New data from The Oxford Partnership’s Market Watch, in collaboration with Vianet, shows the UK On Trade closed July on a weak note, with falling outlet numbers, slowing consumer spend and declining draught volumes, despite warm summer weather.
Licensed outlet numbers dropped by almost 1% compared to July 2024, with London experiencing closure rates double the national average. Operators are facing a combination of rising National Insurance contributions, reduced business rate relief, and higher minimum wage costs. These pressures come as inflation and high interest rates continue to restrict consumer spending power.
Footfall across the On Trade remained broadly flat over the past month, but dwell times rose 13% year-on-year, indicating that customers are visiting less often but staying longer when they do. In Yorkshire, dwell time increased 18% despite a small drop in footfall. This shift suggests consumers are consolidating their social occasions and potentially focusing spend into fewer visits.
Average spend growth per head is slowing sharply. Year-to-date drinks growth eased to +3.9% and food to +5.0%. In the latest 12 weeks, drinks spend slowed to +1.8% and food to +1.9%, both well below the 3.6% Consumer Prices Index.
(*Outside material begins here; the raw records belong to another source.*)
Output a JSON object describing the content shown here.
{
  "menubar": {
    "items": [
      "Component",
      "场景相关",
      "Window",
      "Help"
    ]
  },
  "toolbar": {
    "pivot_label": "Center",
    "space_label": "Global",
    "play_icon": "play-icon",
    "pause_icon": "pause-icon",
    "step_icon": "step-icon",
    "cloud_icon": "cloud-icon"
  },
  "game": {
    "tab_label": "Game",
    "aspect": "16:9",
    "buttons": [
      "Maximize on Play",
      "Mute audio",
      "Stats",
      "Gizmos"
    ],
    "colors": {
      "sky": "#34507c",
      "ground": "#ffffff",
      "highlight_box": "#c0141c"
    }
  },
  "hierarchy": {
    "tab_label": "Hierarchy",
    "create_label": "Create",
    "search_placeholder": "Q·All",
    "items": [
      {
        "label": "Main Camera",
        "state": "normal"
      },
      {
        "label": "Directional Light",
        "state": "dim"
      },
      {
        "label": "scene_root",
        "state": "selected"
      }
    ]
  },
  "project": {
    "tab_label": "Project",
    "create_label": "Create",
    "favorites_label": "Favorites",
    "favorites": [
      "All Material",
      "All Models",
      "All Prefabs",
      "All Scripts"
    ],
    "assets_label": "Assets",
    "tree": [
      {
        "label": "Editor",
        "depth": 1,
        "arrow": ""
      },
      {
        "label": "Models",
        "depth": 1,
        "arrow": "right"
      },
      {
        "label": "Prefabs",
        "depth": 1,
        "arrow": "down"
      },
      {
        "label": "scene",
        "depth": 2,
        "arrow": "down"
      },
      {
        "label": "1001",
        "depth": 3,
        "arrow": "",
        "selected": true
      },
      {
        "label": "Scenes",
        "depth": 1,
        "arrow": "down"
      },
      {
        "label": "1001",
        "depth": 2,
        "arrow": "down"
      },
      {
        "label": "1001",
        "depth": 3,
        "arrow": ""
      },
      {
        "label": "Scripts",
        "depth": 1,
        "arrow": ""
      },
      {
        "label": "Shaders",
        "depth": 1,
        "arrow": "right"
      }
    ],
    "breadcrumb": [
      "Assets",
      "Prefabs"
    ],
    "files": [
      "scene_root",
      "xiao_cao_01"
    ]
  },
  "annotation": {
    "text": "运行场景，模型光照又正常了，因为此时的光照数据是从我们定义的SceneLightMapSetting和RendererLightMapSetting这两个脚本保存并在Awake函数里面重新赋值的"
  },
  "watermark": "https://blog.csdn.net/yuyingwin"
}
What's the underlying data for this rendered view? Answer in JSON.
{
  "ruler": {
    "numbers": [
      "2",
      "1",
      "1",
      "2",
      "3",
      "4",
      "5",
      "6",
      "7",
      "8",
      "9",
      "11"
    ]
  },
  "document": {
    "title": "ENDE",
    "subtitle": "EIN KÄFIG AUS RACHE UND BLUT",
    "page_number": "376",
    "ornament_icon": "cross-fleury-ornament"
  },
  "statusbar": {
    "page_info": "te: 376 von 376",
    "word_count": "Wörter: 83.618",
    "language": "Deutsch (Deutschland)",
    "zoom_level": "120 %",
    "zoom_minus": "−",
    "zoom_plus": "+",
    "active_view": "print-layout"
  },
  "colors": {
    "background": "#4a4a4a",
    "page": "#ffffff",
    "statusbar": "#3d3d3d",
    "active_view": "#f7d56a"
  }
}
This means pubs and restaurants are seeing a real-terms decline in spend per customer.
Draught beer and cider volumes are also under pressure, down -2.4% year-to-date, with sharper declines in recent weeks. London remains the weakest region, down -6.4% in the latest 4 weeks. Earlier summer gains in rural areas have now reversed, while suburban and urban venues remain in decline.
Mainstream lager categories have been hardest hit. In the latest 4 weeks, Core Lager fell -8.9% and World 4% Lager -9.3%. Premium Lager growth slowed to +1.4%, and cider volumes also weakened slightly.
Alison Jordan, CEO of The Oxford Partnership, said:”The data shows the sector is under sustained pressure. Even with hot weather, trading momentum failed to materialise, and the combination of rising costs, slowing spend, and declining volumes is creating one of the toughest mid-summer trading environments we have seen in years. Operators will need to focus on converting longer customer visits into higher spend to offset these headwinds.”